There is no tax advantage or disadvantage to barter transactions. Income generated through New England Trade is taxable in the year in which the sale occurs.
In 1982, the United States Congress passed TEFRA, the Tax Equity Fiscal Responsibility Act. TEFRA recognizes trade exchanges, like New England Trade, as third-party record keepers of barter transactions and stipulates that all trade revenue earned is treated as income.
Barter exchanges are required to file Form 1099-B, Proceeds from Broker and Barter Exchange Transactions, for all member transactions within the calendar year.

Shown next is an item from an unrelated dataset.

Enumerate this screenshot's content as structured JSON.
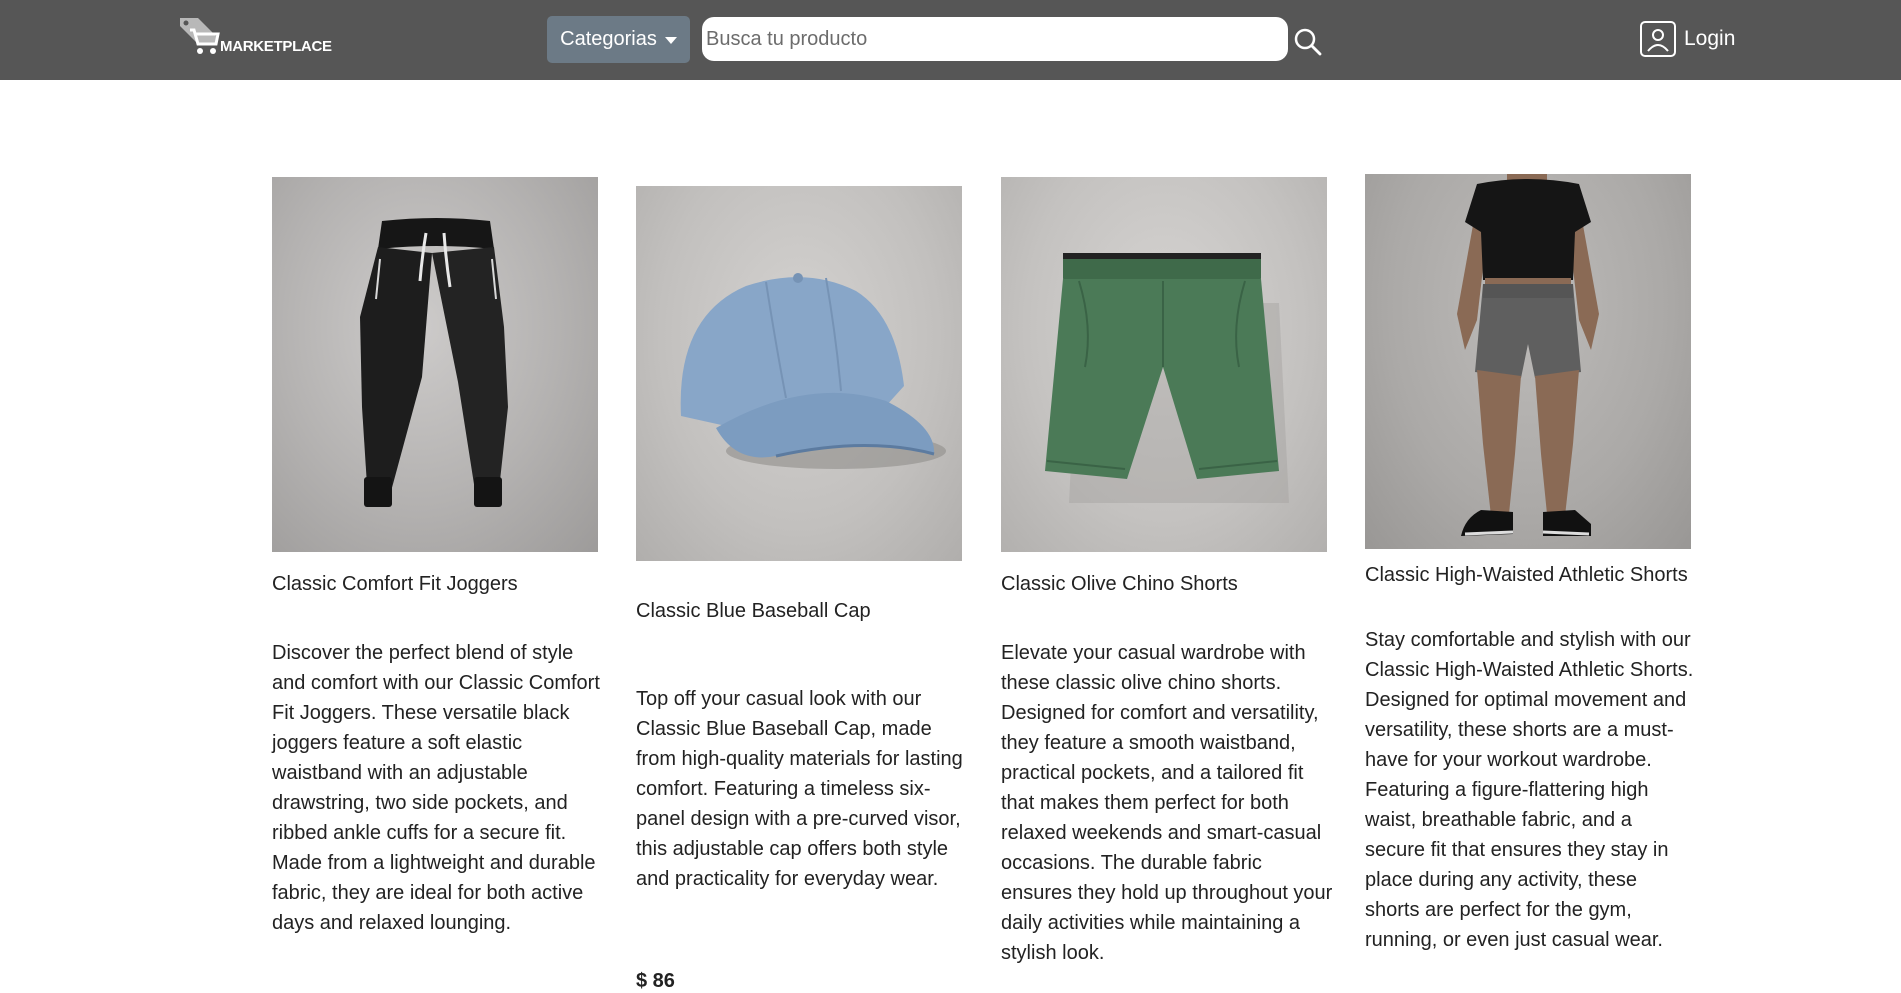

Accordingly, New England Trade issues Form 1099-B summarizing the value of all sales made through the exchange during the year. The IRS receives the same information.
Certain purchases made through the exchange are tax deductible. Further, you may deduct the costs you incurred to perform the work that was traded through the exchange as long as the expense is company related.
We encourage you to consult a CPA or tax professional to determine the best way to record and account for trade business. Additional examples of bartering and information on how to report the income are described in IRS Publication 525, Taxable and Nontaxable Income.
Sales Tax on Trade Transactions
Sales tax, when applicable, is paid in cash to the seller. As the seller, you are responsible for collecting sales tax on New England Trade sales and remitting taxes to the US government in cash.